Nous convenons que si l’on veut s’attaquer au déficit, il faut examiner les possibilités d’accroître les revenus de l’État. Mais il faut les regarder toutes, et les évaluer en fonction de leur équité envers les différents groupes de la population et des entreprises, ainsi que leur impact sur le fonctionnement de l’économie. Or, au départ, le gouvernement rejette toute approche autre qu’une hausse des taxes à la consommation, de certains tarifs et la privatisation grandissante des services publics.

 

La Coalition opposée à la tarification et à la privatisation des services publics, regroupant plus de cent organisations sociales et syndicales, a soumis plusieurs autres alternatives auxquelles souscrivent les organisations signataires de ce document.
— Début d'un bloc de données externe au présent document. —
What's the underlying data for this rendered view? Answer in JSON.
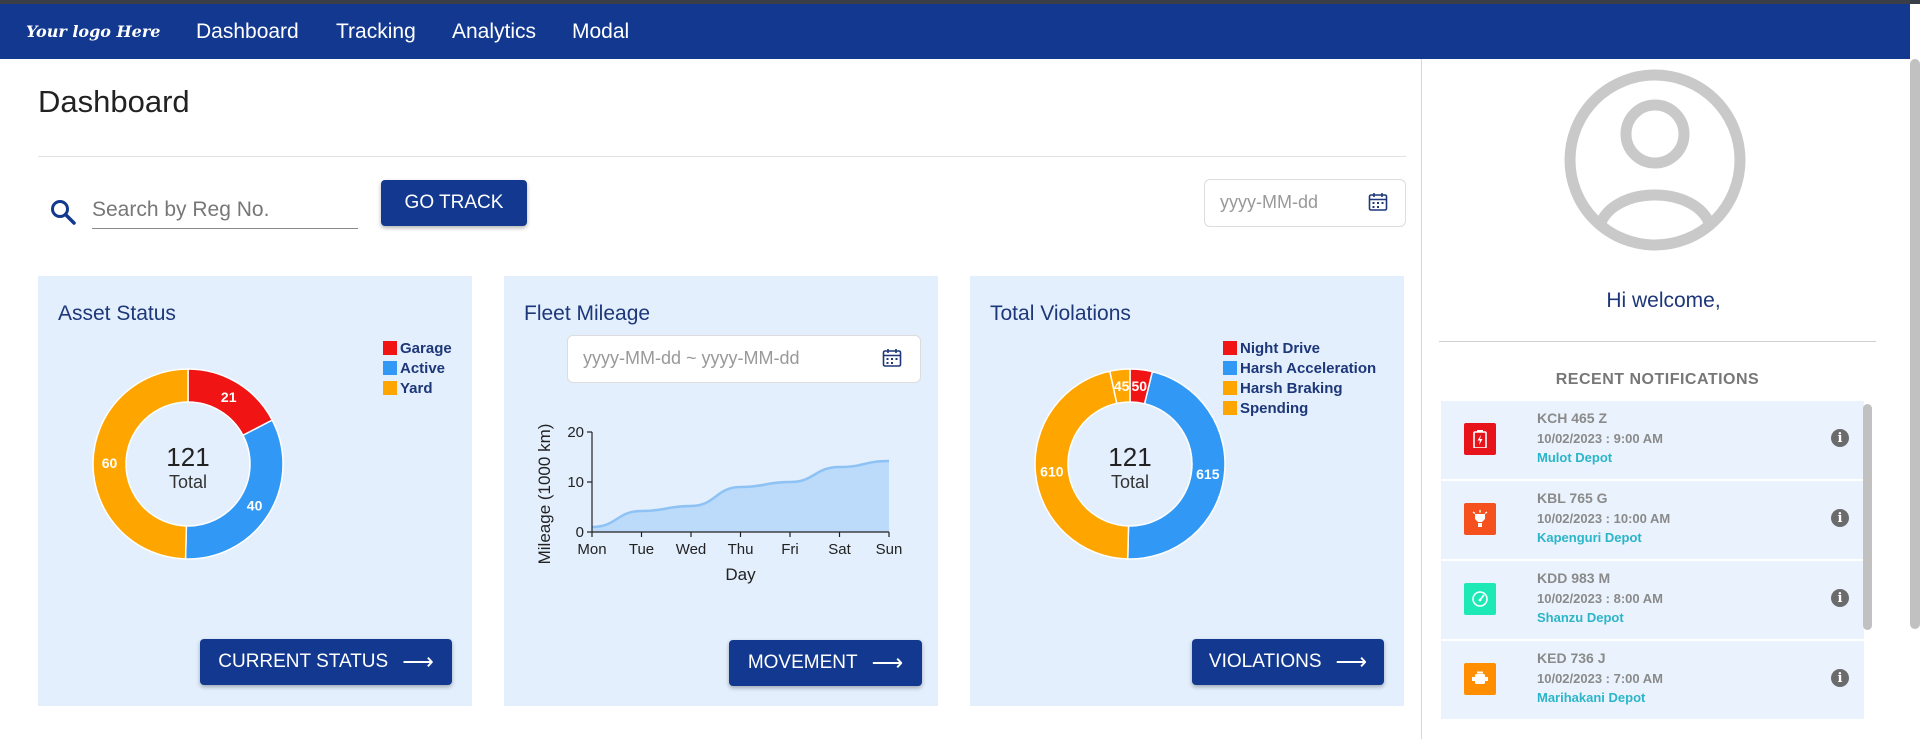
{
  "nav": {
    "logo": "Your logo Here",
    "links": [
      "Dashboard",
      "Tracking",
      "Analytics",
      "Modal"
    ]
  },
  "page": {
    "title": "Dashboard",
    "search_placeholder": "Search by Reg No.",
    "go_track_label": "GO TRACK",
    "date_placeholder": "yyyy-MM-dd"
  },
  "cards": {
    "asset_status": {
      "title": "Asset Status",
      "legend": [
        "Garage",
        "Active",
        "Yard"
      ],
      "total": "121",
      "total_label": "Total",
      "button_label": "CURRENT STATUS"
    },
    "fleet_mileage": {
      "title": "Fleet Mileage",
      "date_range_placeholder": "yyyy-MM-dd ~ yyyy-MM-dd",
      "button_label": "MOVEMENT"
    },
    "violations": {
      "title": "Total Violations",
      "legend": [
        "Night Drive",
        "Harsh Acceleration",
        "Harsh Braking",
        "Spending"
      ],
      "total": "121",
      "total_label": "Total",
      "button_label": "VIOLATIONS"
    }
  },
  "colors": {
    "primary": "#12398f",
    "red": "#f01414",
    "blue": "#3198f5",
    "orange": "#ffa500",
    "card_bg": "#e3effd"
  },
  "chart_data": [
    {
      "type": "pie",
      "title": "Asset Status",
      "categories": [
        "Garage",
        "Active",
        "Yard"
      ],
      "values": [
        21,
        40,
        60
      ],
      "colors": [
        "#f01414",
        "#3198f5",
        "#ffa500"
      ]
    },
    {
      "type": "area",
      "title": "Fleet Mileage",
      "xlabel": "Day",
      "ylabel": "Mileage (1000 km)",
      "categories": [
        "Mon",
        "Tue",
        "Wed",
        "Thu",
        "Fri",
        "Sat",
        "Sun"
      ],
      "values": [
        1,
        4.2,
        5.2,
        9,
        10,
        13,
        14.2
      ],
      "ylim": [
        0,
        20
      ],
      "yticks": [
        0,
        10,
        20
      ],
      "grid": false
    },
    {
      "type": "pie",
      "title": "Total Violations",
      "categories": [
        "Night Drive",
        "Harsh Acceleration",
        "Harsh Braking",
        "Spending"
      ],
      "values": [
        50,
        615,
        610,
        45
      ],
      "slice_labels": [
        "50",
        "615",
        "610",
        "45"
      ],
      "colors": [
        "#f01414",
        "#3198f5",
        "#ffa500",
        "#ffa500"
      ]
    }
  ],
  "sidebar": {
    "welcome": "Hi welcome,",
    "notifications_title": "RECENT NOTIFICATIONS",
    "notifications": [
      {
        "reg": "KCH 465 Z",
        "time": "10/02/2023 : 9:00 AM",
        "depot": "Mulot Depot",
        "icon": "battery-icon",
        "color": "#e8141c"
      },
      {
        "reg": "KBL 765 G",
        "time": "10/02/2023 : 10:00 AM",
        "depot": "Kapenguri Depot",
        "icon": "light-icon",
        "color": "#f4511e"
      },
      {
        "reg": "KDD 983 M",
        "time": "10/02/2023 : 8:00 AM",
        "depot": "Shanzu Depot",
        "icon": "speedometer-icon",
        "color": "#1de9b6"
      },
      {
        "reg": "KED 736 J",
        "time": "10/02/2023 : 7:00 AM",
        "depot": "Marihakani Depot",
        "icon": "engine-icon",
        "color": "#ff8f00"
      }
    ]
  }
}
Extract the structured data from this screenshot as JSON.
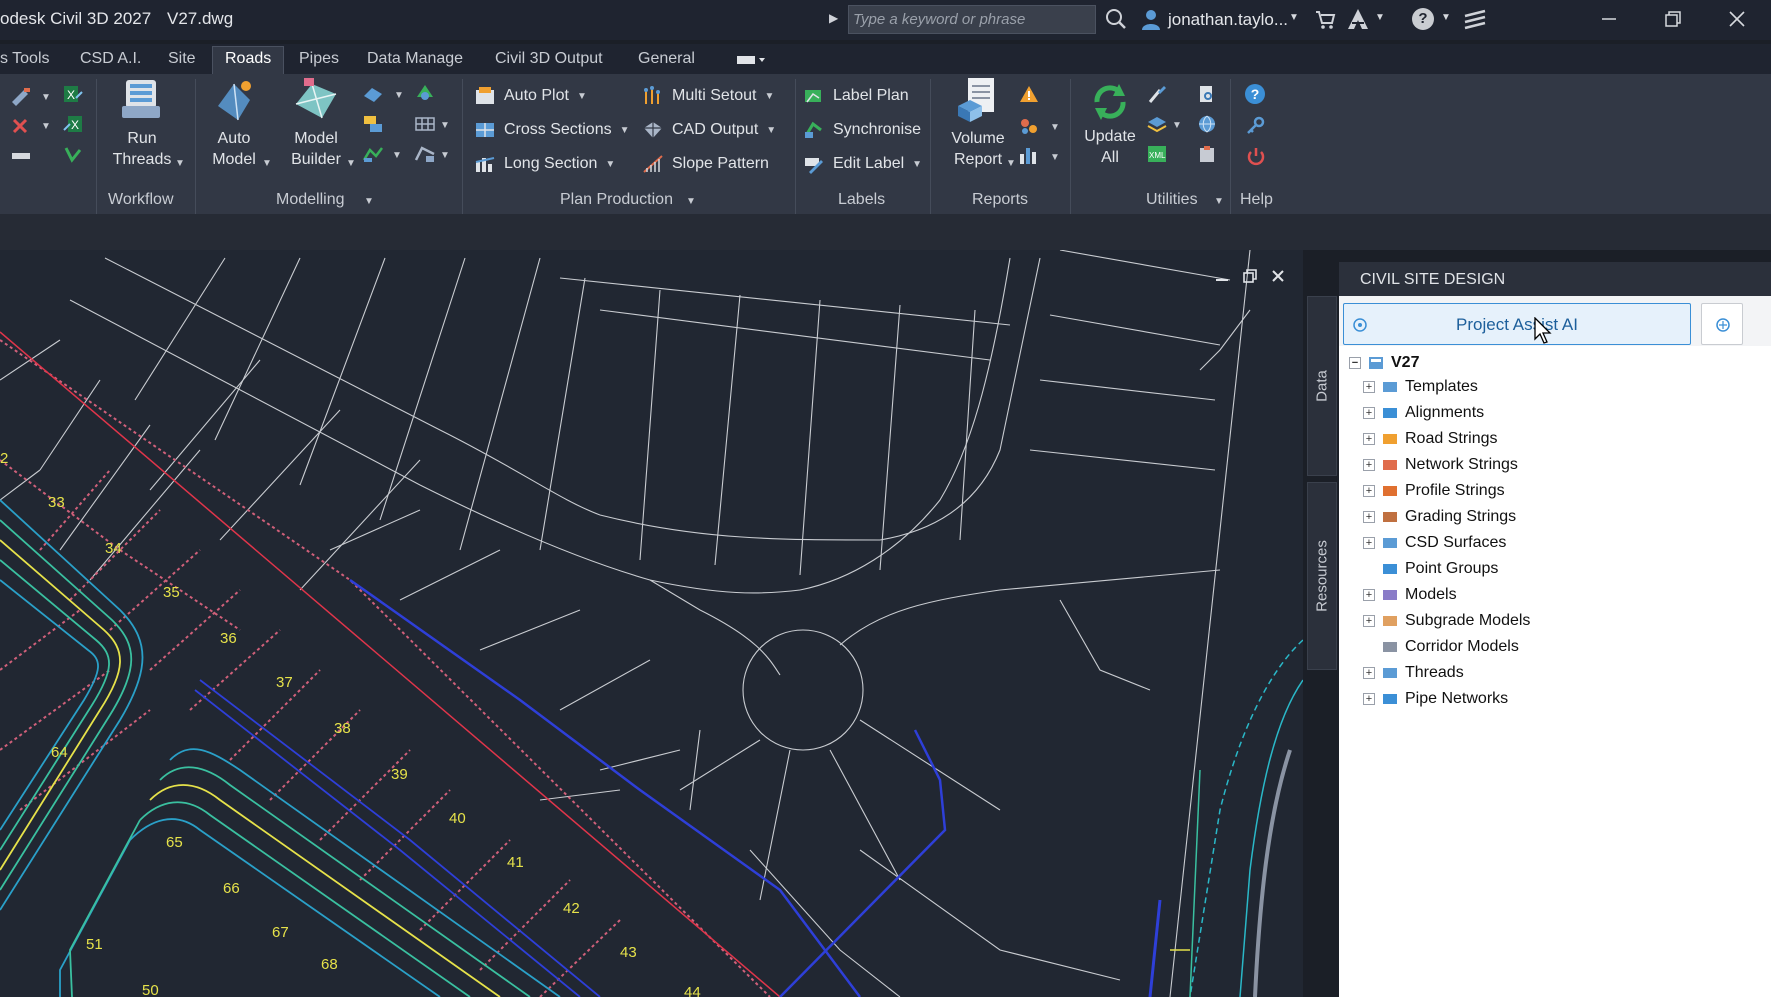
{
  "window": {
    "app_title": "odesk Civil 3D 2027",
    "file_name": "V27.dwg",
    "search_placeholder": "Type a keyword or phrase",
    "user_name": "jonathan.taylo..."
  },
  "menu": {
    "tabs": [
      "s Tools",
      "CSD A.I.",
      "Site",
      "Roads",
      "Pipes",
      "Data Manage",
      "Civil 3D Output",
      "General"
    ],
    "active_tab": "Roads"
  },
  "ribbon": {
    "workflow": {
      "title": "Workflow",
      "run_threads": "Run\nThreads"
    },
    "modelling": {
      "title": "Modelling",
      "auto_model": "Auto\nModel",
      "model_builder": "Model\nBuilder"
    },
    "plan_production": {
      "title": "Plan Production",
      "auto_plot": "Auto  Plot",
      "cross_sections": "Cross Sections",
      "long_section": "Long  Section",
      "multi_setout": "Multi Setout",
      "cad_output": "CAD Output",
      "slope_pattern": "Slope Pattern"
    },
    "labels": {
      "title": "Labels",
      "label_plan": "Label Plan",
      "synchronise": "Synchronise",
      "edit_label": "Edit Label"
    },
    "reports": {
      "title": "Reports",
      "volume_report": "Volume\nReport"
    },
    "utilities": {
      "title": "Utilities",
      "update_all": "Update\nAll"
    },
    "help": {
      "title": "Help"
    }
  },
  "drawing": {
    "lot_numbers": [
      "2",
      "33",
      "34",
      "35",
      "36",
      "37",
      "38",
      "39",
      "40",
      "41",
      "42",
      "43",
      "44",
      "64",
      "65",
      "66",
      "67",
      "68",
      "51",
      "50"
    ]
  },
  "side_tabs": {
    "data": "Data",
    "resources": "Resources"
  },
  "panel": {
    "header": "CIVIL SITE DESIGN",
    "ai_button": "Project Assist AI",
    "tree_root": "V27",
    "tree_items": [
      {
        "label": "Templates",
        "expandable": true,
        "icon": "templates-icon"
      },
      {
        "label": "Alignments",
        "expandable": true,
        "icon": "alignments-icon"
      },
      {
        "label": "Road Strings",
        "expandable": true,
        "icon": "road-strings-icon"
      },
      {
        "label": "Network Strings",
        "expandable": true,
        "icon": "network-strings-icon"
      },
      {
        "label": "Profile Strings",
        "expandable": true,
        "icon": "profile-strings-icon"
      },
      {
        "label": "Grading Strings",
        "expandable": true,
        "icon": "grading-strings-icon"
      },
      {
        "label": "CSD Surfaces",
        "expandable": true,
        "icon": "csd-surfaces-icon"
      },
      {
        "label": "Point Groups",
        "expandable": false,
        "icon": "point-groups-icon"
      },
      {
        "label": "Models",
        "expandable": true,
        "icon": "models-icon"
      },
      {
        "label": "Subgrade Models",
        "expandable": true,
        "icon": "subgrade-models-icon"
      },
      {
        "label": "Corridor Models",
        "expandable": false,
        "icon": "corridor-models-icon"
      },
      {
        "label": "Threads",
        "expandable": true,
        "icon": "threads-icon"
      },
      {
        "label": "Pipe Networks",
        "expandable": true,
        "icon": "pipe-networks-icon"
      }
    ]
  }
}
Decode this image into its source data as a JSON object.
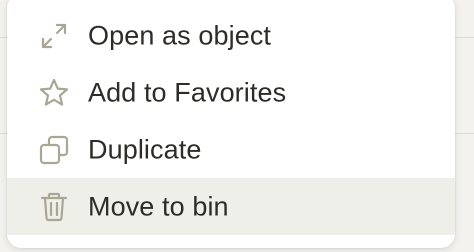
{
  "context_menu": {
    "items": [
      {
        "label": "Open as object",
        "icon": "expand-arrows-icon",
        "active": false
      },
      {
        "label": "Add to Favorites",
        "icon": "star-icon",
        "active": false
      },
      {
        "label": "Duplicate",
        "icon": "duplicate-icon",
        "active": false
      },
      {
        "label": "Move to bin",
        "icon": "trash-icon",
        "active": true
      }
    ],
    "colors": {
      "icon": "#a9a794",
      "text": "#2d2c29",
      "hover_bg": "#efefe9",
      "menu_bg": "#ffffff"
    }
  }
}
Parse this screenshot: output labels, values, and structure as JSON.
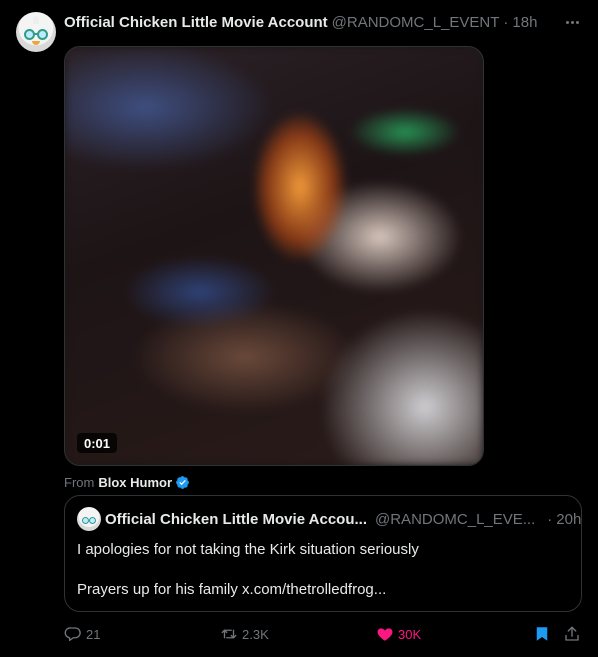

Vous les retrouverez en annexe.

 

Le Groupe des 13 est une coalition formée en 1986 de groupes, de regroupements et de tables de groupes de femmes qui œuvrent à l’échelle provinciale et régionale à la défense des droits des femmes, dans des domaines aussi variés que l’emploi, l’immigration, la santé, le handicap, l’hébergement des victimes de violence conjugale ainsi que des femmes violentées vivant de multiples problématiques sociales, le soutien aux femmes aux prises avec la prostitution, l’accès aux droits, la place des femmes en politique, la justice, etc. Agent actif de transformation sociale, il constitue un lieu d’échange et a pour objectifs la circulation de l’information, le soutien aux membres et la prise de position commune.

 

Résumé de nos propositions :

  • analyser tout programme ou loi en fonction de critères différenciés selon le sexe (politiques fiscales genrées;
  • que le gouvernement abandonne la politique de la rigueur budgétaire car elle est nocive pour les femmes;
  • considérer les alternatives fiscales à la tarification et à la privatisation (réf. En annexe) ;
  • renoncer à l’application de la taxe santé ;
  • renoncer à la hausse des tarifs du bloc patrimonial d’électricité ;
  • hausser les prestations d’aide sociale et abolir les catégories à l’aide sociale ;
  • hausser le salaire minimum ;
  • envisager l’instauration d’un régime entièrement public d’assurance médicaments ;
  • exempter totalement les pensions alimentaires pour enfants du calcul des prestations prévues  pour les ménages dans toutes les lois sociales;
  • maintenir les tarifs des services de garde à 7$ de mieux répondre aux besoins de garde atypiques notamment en maintenant l’ouverture des 28 000 places annoncées en 2012;
  • adopter une politique en itinérance;
  • investir dans les services publics, l’économie sociale, les coopératives et les organismes communautaires;
  • reconnaître les diplômes et les compétences acquis à l’étranger;
  • améliorer significativement le Régime de rentes du Québec et négocier avec le gouvernement fédéral l’amélioration du régime de pension de sécurité de la vieillesse ;
  • tenir une réelle consultation auprès des populations autochtones sur l’avenir et sur les impacts du Plan Nord sur les femmes autochtones.